RLHF has become the core of alignment for top models (e.g., ChatGPT, Claude), but a fundamental issue is overlooked: the normative role of annotators' judgments (executing the designer's will, providing independent evidence, or representing group decisions?) directly affects process design.

Implicit Assumptions in Existing Research

InstructGPT/ChatGPT: Mainly based on the Extension model, emphasizing consistency with researchers' expectations, but with Evidence model characteristics in content security domains;
Constitutional AI: Mixes Extension (designers formulate constitutional principles) and Evidence models (annotators interpret and apply them);
Crowdsourcing platforms: Assume the Evidence model (aggregation via majority voting), but strict guidelines push towards the Extension model.

Section 03

Three Conceptual Models of RLHF Annotation

Model 1: Extension

Core: Annotators are extensions of designers, reflecting their values. Operational logic: Designers define clear standards → Annotators receive training → Quality is measured by consistency → Disagreements are considered errors. Scenarios: Technical document proofreading, code syntax evaluation, etc. Advantages: Clear standards, easy quality control; Risks: Amplifies designer bias, ignores diverse values.

Model 2: Evidence

Core: Annotators provide independent factual evidence. Operational logic: Inter-subjectively verifiable facts exist → Annotators collect them → Aggregation enhances evidence → Disagreements reflect diversity. Scenarios: Content security norms, cultural sensitivity assessment, etc. Advantages: Captures social diversity; Risks: Blurred line between facts and values, sample bias.

Model 3: Authority

Core: Annotators have decision-making authority as representatives of a group. Operational logic: Affected groups participate in decision-making → Annotators are democratic representatives → Collective judgments are binding → Designers implement them. Scenarios: Medical/legal AI, localization of public services. Advantages: Enhances democratic legitimacy; Risks: Insufficient representation, unclear rights and responsibilities, low efficiency.

Section 04

Failure Modes of Confused Annotation Models

Failure Mode 1: Extension Disguised as Evidence

Designers claim to reflect user preferences (Evidence) but actually strictly control standards (Extension) → The system is bound to the designer's values without transparency, ignoring diverse needs.

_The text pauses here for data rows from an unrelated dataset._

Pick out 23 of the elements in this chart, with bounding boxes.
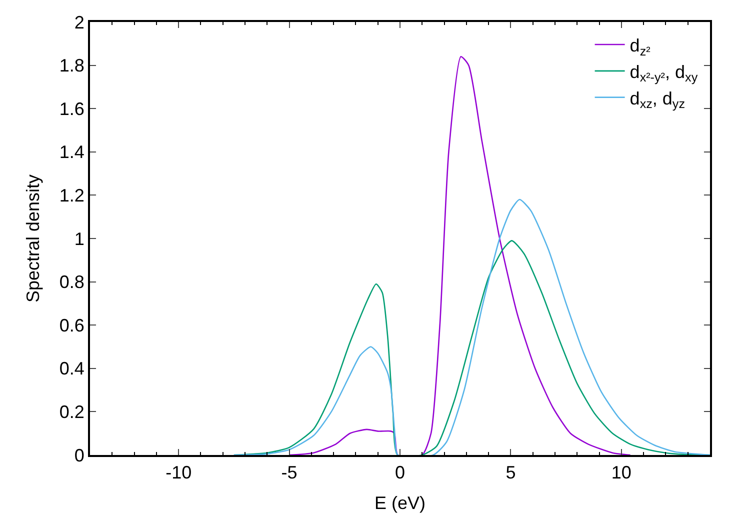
x-tick-label: 10	[611, 462, 632, 483]
x-tick-label: 0	[394, 462, 406, 483]
legend-label: d$_{x²-y²}$, d$_{xy}$	[630, 62, 698, 85]
line-series	[288, 56, 631, 455]
y-tick-label: 1.4	[59, 142, 84, 162]
y-axis-title: Spectral density	[23, 174, 44, 303]
y-tick-label: 1.8	[59, 56, 84, 76]
x-tick-label: 5	[506, 462, 516, 483]
y-tick-label: 1.6	[59, 98, 84, 119]
y-tick-label: 0.4	[59, 358, 84, 379]
x-axis-title: E (eV)	[374, 493, 426, 514]
y-tick-label: 0	[74, 445, 84, 466]
y-tick-label: 0.2	[59, 402, 84, 422]
legend-label: d$_{z²}$	[630, 36, 650, 58]
x-tick-label: -5	[281, 462, 298, 483]
y-tick-label: 0.6	[59, 315, 84, 336]
y-tick-label: 1.2	[59, 186, 84, 206]
y-tick-label: 2	[74, 12, 84, 32]
line-series	[233, 198, 710, 455]
x-tick-label: -10	[166, 462, 192, 483]
legend-label: d$_{xz}$, d$_{yz}$	[630, 88, 686, 112]
y-tick-label: 0.8	[59, 272, 84, 292]
y-tick-label: 1	[74, 228, 84, 249]
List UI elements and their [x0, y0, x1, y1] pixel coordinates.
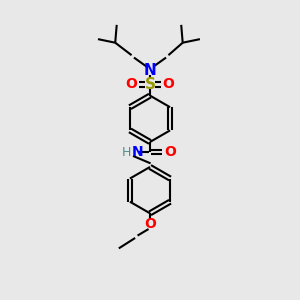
Text: O: O	[126, 77, 137, 91]
Text: N: N	[132, 146, 144, 159]
Text: S: S	[145, 77, 155, 92]
Text: O: O	[163, 77, 174, 91]
Text: O: O	[164, 146, 176, 159]
Text: O: O	[144, 217, 156, 231]
Text: N: N	[144, 62, 156, 77]
Text: H: H	[122, 146, 131, 159]
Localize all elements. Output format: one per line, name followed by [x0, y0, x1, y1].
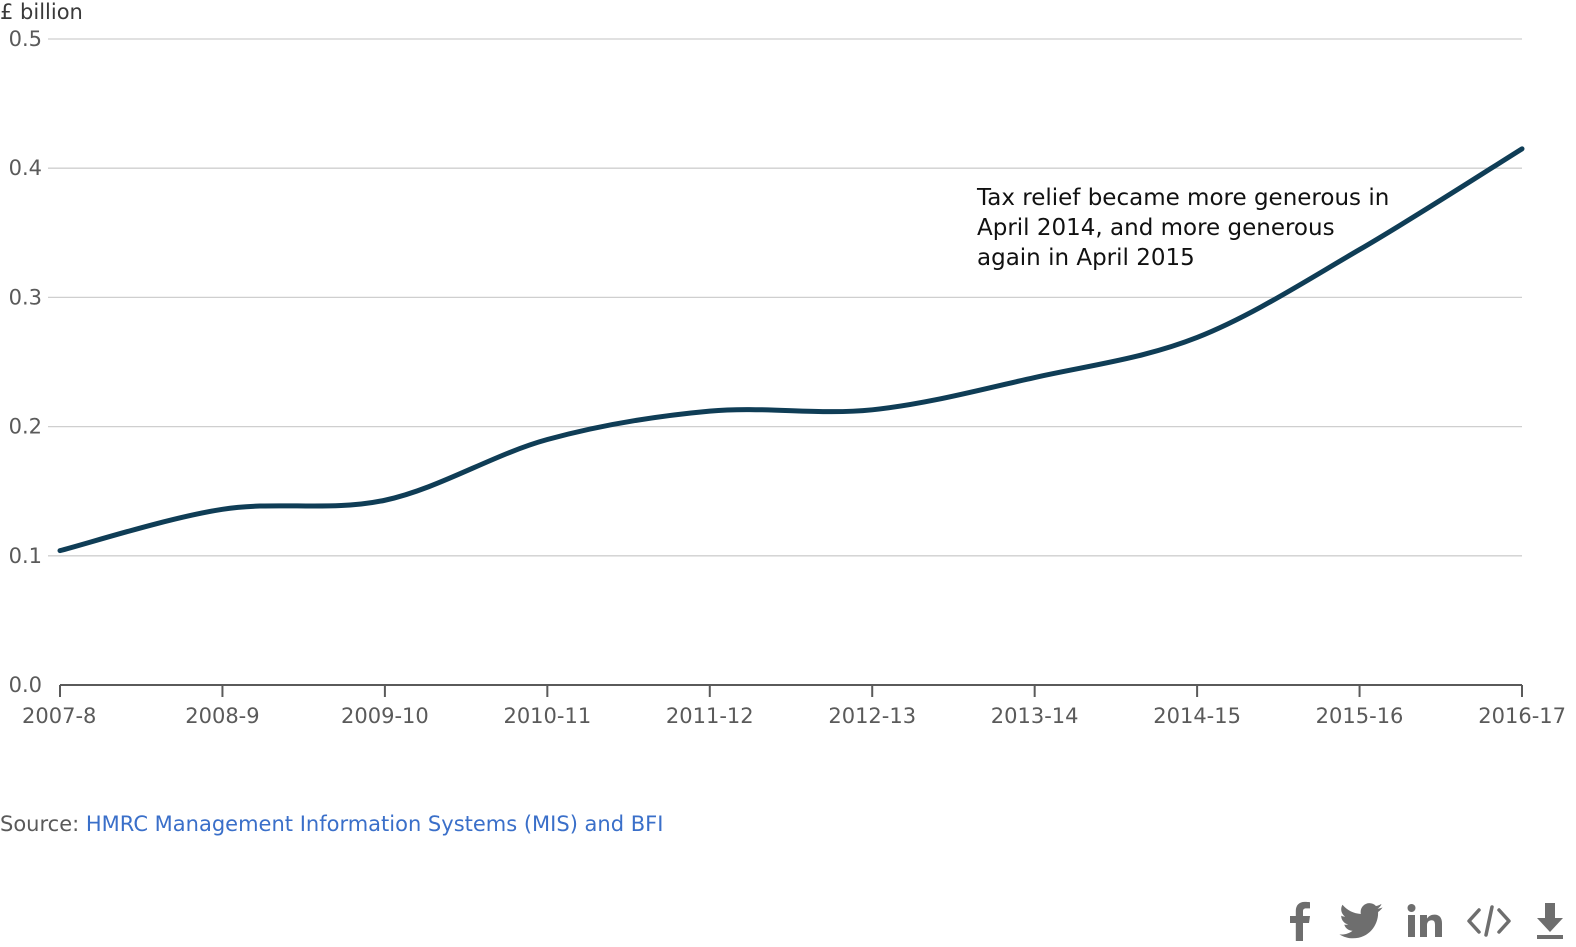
y-tick-label: 0.1	[9, 544, 42, 568]
x-tick-label: 2010-11	[503, 704, 591, 728]
y-tick-label: 0.4	[9, 156, 42, 180]
share-toolbar	[1280, 898, 1570, 944]
x-tick-label: 2013-14	[991, 704, 1079, 728]
source-link[interactable]: HMRC Management Information Systems (MIS…	[85, 812, 664, 836]
y-tick-label: 0.5	[9, 27, 42, 51]
y-tick-label: 0.0	[9, 673, 42, 697]
embed-code-icon[interactable]	[1464, 898, 1514, 944]
x-tick-label: 2008-9	[185, 704, 259, 728]
linkedin-icon[interactable]	[1404, 898, 1446, 944]
source-note: Source: HMRC Management Information Syst…	[0, 812, 663, 836]
x-tick-label: 2011-12	[666, 704, 754, 728]
x-tick-label: 2015-16	[1316, 704, 1404, 728]
series-line	[57, 146, 1525, 554]
source-prefix: Source:	[0, 812, 86, 836]
y-tick-label: 0.3	[9, 285, 42, 309]
annotation-line: again in April 2015	[977, 245, 1195, 271]
y-axis-unit-label: £ billion	[0, 0, 83, 24]
line-chart: 0.0 0.1 0.2 0.3 0.4 0.5 £ billion 2007-8 2008-…	[0, 0, 1566, 728]
gridlines	[48, 38, 1522, 557]
x-tick-label: 2007-8	[22, 704, 96, 728]
download-icon[interactable]	[1532, 898, 1568, 944]
series-points	[59, 148, 1523, 551]
facebook-icon[interactable]	[1280, 898, 1320, 944]
annotation-text: Tax relief became more generous in April …	[976, 185, 1389, 271]
x-tick-label: 2009-10	[341, 704, 429, 728]
twitter-icon[interactable]	[1336, 898, 1386, 944]
x-tick-label: 2016-17	[1478, 704, 1566, 728]
annotation-line: April 2014, and more generous	[977, 215, 1335, 241]
annotation-line: Tax relief became more generous in	[976, 185, 1389, 211]
x-axis: 2007-8 2008-9 2009-10 2010-11 2011-12 2012-13…	[22, 684, 1566, 728]
y-tick-label: 0.2	[9, 415, 42, 439]
y-axis-tick-labels: 0.0 0.1 0.2 0.3 0.4 0.5	[9, 27, 42, 697]
x-tick-label: 2014-15	[1153, 704, 1241, 728]
x-tick-label: 2012-13	[828, 704, 916, 728]
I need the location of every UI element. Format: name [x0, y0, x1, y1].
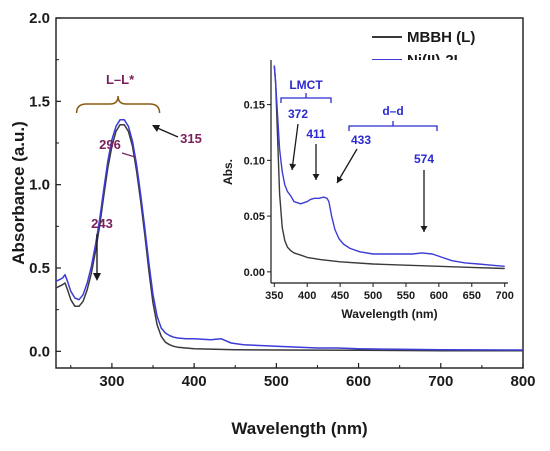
inset-y-tick-label: 0.10: [244, 155, 265, 167]
main-x-tick-label: 600: [346, 373, 371, 390]
inset-x-tick-label: 500: [364, 290, 382, 302]
main-peak-leader-296: [121, 152, 136, 158]
main-peak-label-296: 296: [99, 137, 121, 152]
main-series-line-1: [55, 118, 524, 351]
main-x-tick-label: 400: [182, 373, 207, 390]
inset-x-tick-label: 650: [463, 290, 481, 302]
main-y-tick-label: 0.0: [29, 343, 50, 360]
main-series-line-0: [55, 123, 524, 352]
main-band-bracket: [75, 95, 161, 114]
main-x-tick-label: 500: [264, 373, 289, 390]
inset-plot: 350 400 450 500 550 600 650 700 0.00 0.05 0.10 0.15…: [221, 60, 514, 321]
main-y-tick-label: 1.5: [29, 93, 50, 110]
main-y-tick-label: 2.0: [29, 10, 50, 27]
inset-y-tick-label: 0.00: [244, 267, 265, 279]
inset-peak-arrow-433: [336, 148, 358, 184]
main-x-tick-label: 300: [99, 373, 124, 390]
inset-peak-label-433: 433: [351, 133, 371, 147]
inset-lmct-label: LMCT: [289, 78, 323, 92]
main-x-tick-label: 700: [428, 373, 453, 390]
inset-lmct-bracket: [280, 93, 332, 103]
main-x-tick-label: 800: [510, 373, 535, 390]
main-y-tick-label: 1.0: [29, 177, 50, 194]
inset-background: [271, 60, 508, 283]
main-peak-label-243: 243: [91, 216, 113, 231]
inset-x-tick-label: 400: [298, 290, 316, 302]
inset-peak-arrowhead-411: [312, 174, 320, 180]
inset-peak-label-574: 574: [414, 152, 434, 166]
main-plot: 300 400 500 600 700 800 0.0 0.5 1.0 1.5 2.0 Wavelen…: [9, 10, 536, 438]
inset-series-line-0: [273, 65, 505, 270]
inset-peak-arrow-372: [291, 123, 299, 171]
inset-x-tick-label: 550: [397, 290, 415, 302]
inset-x-tick-label: 350: [265, 290, 283, 302]
inset-x-tick-label: 600: [430, 290, 448, 302]
inset-x-tick-label: 700: [496, 290, 514, 302]
main-peak-label-315: 315: [180, 131, 202, 146]
inset-x-axis-label: Wavelength (nm): [341, 307, 437, 321]
inset-peak-label-411: 411: [306, 127, 326, 141]
main-plot-frame: [55, 17, 524, 369]
main-band-label: L–L*: [106, 72, 135, 87]
legend-label-0: MBBH (L): [407, 29, 475, 46]
inset-y-tick-label: 0.15: [244, 100, 265, 112]
main-y-tick-label: 0.5: [29, 260, 50, 277]
main-peak-arrowhead-315: [152, 125, 160, 132]
main-x-axis-label: Wavelength (nm): [231, 419, 367, 438]
inset-peak-arrowhead-574: [420, 226, 428, 232]
inset-peak-arrowhead-433: [337, 176, 344, 183]
main-y-axis-label: Absorbance (a.u.): [9, 121, 28, 265]
inset-y-tick-label: 0.05: [244, 211, 265, 223]
main-peak-arrowhead-243: [93, 273, 101, 281]
inset-y-axis-label: Abs.: [221, 159, 235, 185]
main-peak-arrow-315: [154, 126, 179, 138]
inset-x-tick-label: 450: [331, 290, 349, 302]
inset-dd-label: d–d: [382, 104, 403, 118]
inset-peak-arrowhead-372: [289, 163, 297, 170]
inset-peak-label-372: 372: [288, 107, 308, 121]
inset-dd-bracket: [348, 121, 438, 131]
inset-series-line-1: [273, 65, 505, 267]
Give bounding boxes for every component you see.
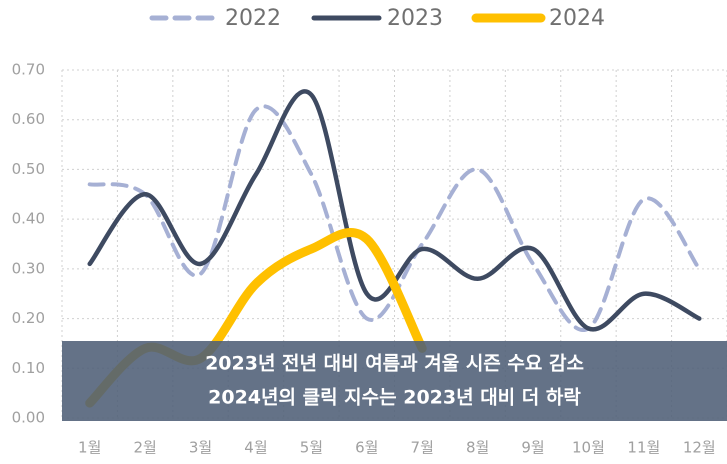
x-tick-label: 9월	[521, 439, 544, 457]
x-tick-label: 7월	[411, 439, 434, 457]
legend-label: 2023	[387, 6, 443, 31]
series-line	[87, 89, 702, 332]
y-tick-label: 0.60	[12, 110, 45, 128]
y-tick-label: 0.20	[12, 309, 45, 327]
annotation-text: 2024년의 클릭 지수는 2023년 대비 더 하락	[208, 387, 581, 409]
legend-label: 2024	[549, 6, 605, 31]
series-line	[87, 104, 702, 332]
y-tick-label: 0.10	[12, 359, 45, 377]
x-tick-label: 10월	[572, 439, 605, 457]
y-tick-label: 0.40	[12, 210, 45, 228]
x-tick-label: 8월	[466, 439, 489, 457]
x-tick-label: 2월	[133, 439, 156, 457]
x-tick-label: 3월	[189, 439, 212, 457]
x-tick-label: 1월	[78, 439, 101, 457]
y-tick-label: 0.70	[12, 61, 45, 79]
x-tick-label: 5월	[300, 439, 323, 457]
x-tick-label: 11월	[627, 439, 660, 457]
x-tick-label: 4월	[244, 439, 267, 457]
annotation-text: 2023년 전년 대비 여름과 겨울 시즌 수요 감소	[205, 353, 584, 375]
legend-label: 2022	[225, 6, 281, 31]
x-tick-label: 6월	[355, 439, 378, 457]
y-tick-label: 0.00	[12, 409, 45, 427]
x-tick-label: 12월	[683, 439, 716, 457]
y-tick-label: 0.50	[12, 160, 45, 178]
y-tick-label: 0.30	[12, 259, 45, 277]
annotation-banner	[62, 341, 727, 421]
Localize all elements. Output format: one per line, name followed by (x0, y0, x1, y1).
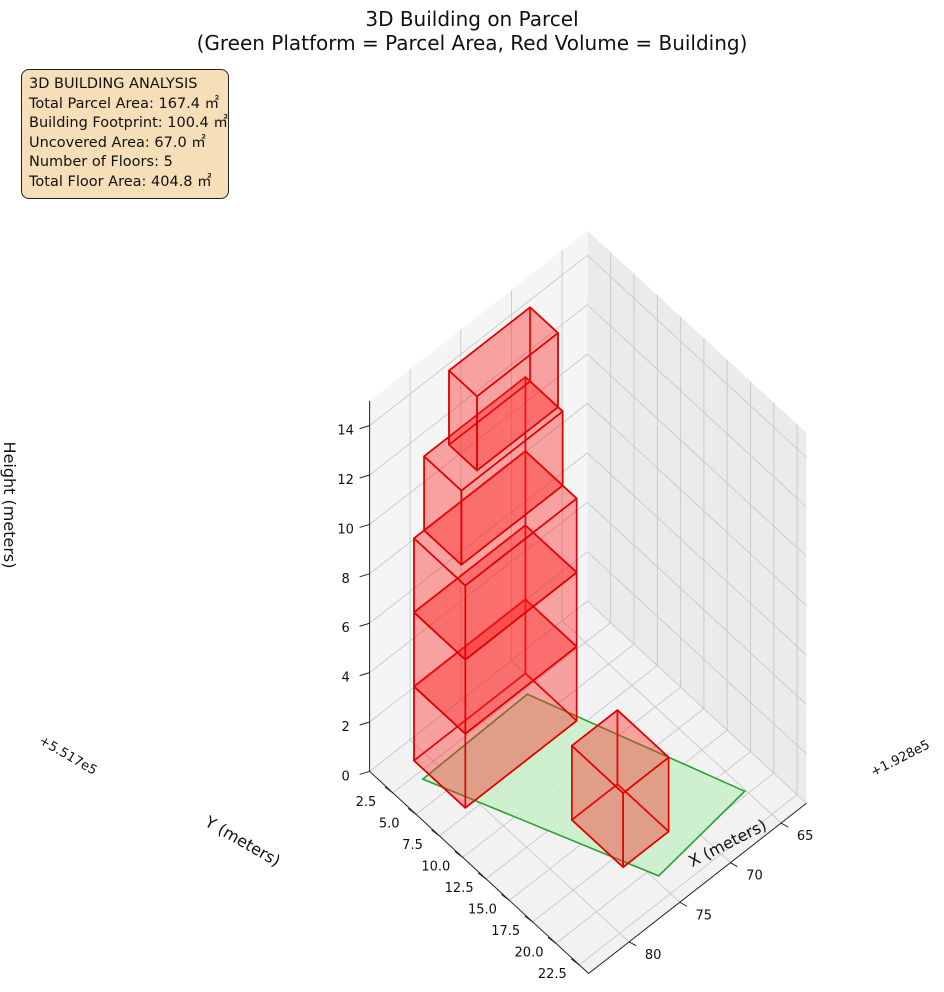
building-floor-4 (423, 376, 564, 566)
y-tick (431, 829, 440, 837)
chart-subtitle: (Green Platform = Parcel Area, Red Volum… (196, 31, 748, 55)
y-tick (524, 915, 534, 923)
x-tick (730, 862, 738, 868)
y-tick-label: 17.5 (491, 924, 520, 939)
grid-z-6 (369, 452, 807, 656)
z-tick-label: 0 (341, 769, 349, 784)
grid-z-12 (369, 304, 807, 508)
x-axis-offset-label: +1.928e5 (868, 738, 932, 781)
y-axis-label: Y (meters) (201, 812, 284, 871)
grid-z-10 (369, 353, 807, 557)
x-tick (780, 822, 789, 828)
z-tick (359, 523, 370, 528)
building-floor-1 (413, 598, 578, 809)
y-tick (454, 851, 464, 858)
info-total-floor-area: Total Floor Area: 404.8 ㎡ (29, 173, 212, 190)
x-tick-label: 75 (696, 908, 713, 923)
z-tick (359, 573, 370, 578)
axes-lines (369, 400, 807, 974)
info-uncovered-area: Uncovered Area: 67.0 ㎡ (29, 134, 206, 151)
y-axis-offset-label: +5.517e5 (36, 733, 99, 778)
y-tick (501, 894, 510, 901)
grid-z-0 (369, 600, 807, 804)
building-annex (570, 709, 670, 869)
building-face (622, 756, 670, 869)
parcel-platform (421, 693, 747, 877)
x-tick (679, 901, 688, 907)
info-number-of-floors: Number of Floors: 5 (29, 154, 173, 171)
z-tick-label: 6 (341, 621, 349, 636)
y-tick-label: 22.5 (538, 967, 567, 982)
x-tick-label: 80 (645, 948, 662, 963)
y-tick (477, 872, 487, 880)
z-tick (359, 425, 370, 430)
y-axis-line (369, 771, 589, 974)
y-tick (384, 786, 394, 794)
z-tick (359, 721, 370, 726)
back-pane-y (369, 230, 588, 772)
y-tick-label: 15.0 (468, 902, 497, 917)
y-tick (571, 958, 580, 966)
y-tick-label: 12.5 (445, 881, 474, 896)
z-tick-label: 14 (337, 424, 354, 439)
y-tick (407, 808, 417, 815)
z-tick (359, 622, 370, 627)
info-building-footprint: Building Footprint: 100.4 ㎡ (29, 115, 228, 132)
parcel-layer (421, 693, 747, 877)
x-tick-label: 65 (797, 829, 814, 844)
z-tick-label: 12 (337, 473, 354, 488)
z-tick (359, 672, 370, 677)
building-floor-3 (413, 450, 578, 661)
z-tick-label: 4 (341, 671, 349, 686)
grid-z-14 (369, 254, 807, 458)
info-parcel-area: Total Parcel Area: 167.4 ㎡ (29, 95, 220, 112)
y-tick (547, 937, 557, 944)
z-tick-label: 2 (341, 720, 349, 735)
analysis-info-box: 3D BUILDING ANALYSIS Total Parcel Area: … (21, 69, 229, 199)
building-layer (413, 306, 670, 869)
building-face (423, 455, 463, 566)
chart-title: 3D Building on Parcel (365, 7, 579, 31)
y-tick-label: 2.5 (356, 795, 377, 810)
y-tick-label: 5.0 (379, 816, 400, 831)
z-tick-label: 10 (337, 522, 354, 537)
grid-z-4 (369, 501, 807, 705)
info-box-heading: 3D BUILDING ANALYSIS (29, 76, 198, 92)
building-floor-2 (413, 524, 578, 735)
axes-ticks: 657075802.55.07.510.012.515.017.520.022.… (337, 424, 813, 982)
y-tick-label: 20.0 (515, 945, 544, 960)
x-tick (628, 941, 637, 947)
z-tick (359, 770, 370, 775)
back-pane-x (587, 230, 807, 804)
z-tick (359, 474, 370, 479)
z-axis-label: Height (meters) (0, 442, 19, 569)
building-floor-5 (448, 306, 559, 472)
x-axis-line (588, 802, 807, 974)
y-tick-label: 10.0 (421, 859, 450, 874)
building-face (448, 369, 478, 472)
y-tick-label: 7.5 (402, 838, 423, 853)
z-tick-label: 8 (341, 572, 349, 587)
building-face (413, 537, 467, 661)
x-tick-label: 70 (746, 869, 763, 884)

Failure Mode 2: Democratic Claims Without Authority

Claims to represent public interests (Authority), but annotators lack representation and the process has no accountability → Values of specific groups are imposed, with no one responsible for consequences.

Failure Mode 3: Evidence Treated as Extension

Annotators' social insights (Evidence) are regarded as execution deviations (Extension) → Valuable information is filtered out, and the system becomes disconnected from reality.

Section 05

Philosophical Significance of RLHF Annotation Paradigms and Implications for AI Governance

Democratization of Value Alignment

Currently, RLHF is mostly done internally by enterprises. The Authority model provides a framework for democratic alignment, but challenges of representation and accountability need to be addressed.

Recognition of Plural Values

The Evidence and Authority models indicate: There is no single 'correct' value system; AI needs to adapt to reasonable pluralism.

Ethical Requirements for Transparency

Users have the right to know: Who sets the standards, how standards are formulated and updated, and how to appeal and correct them.

Section 06

Practical Recommendations: Customize RLHF Annotation Strategies by Dimension

Example of Dimension Decomposition

Factual accuracy → Extension model: Clear standard answers, strict training and quality inspection;
User experience → Evidence model: Collect subjective feelings, tolerate disagreements, aggregate real distribution;
Value trade-offs → Authority model: Clear representation, transparent process, establish accountability.

Implementation Key Points

Clearly state the model for each dimension and the reasons;
Ensure training/quality inspection/aggregation methods are consistent with the model;
Monitor model drift and regularly check consistency;
The Authority model requires participation of affected groups.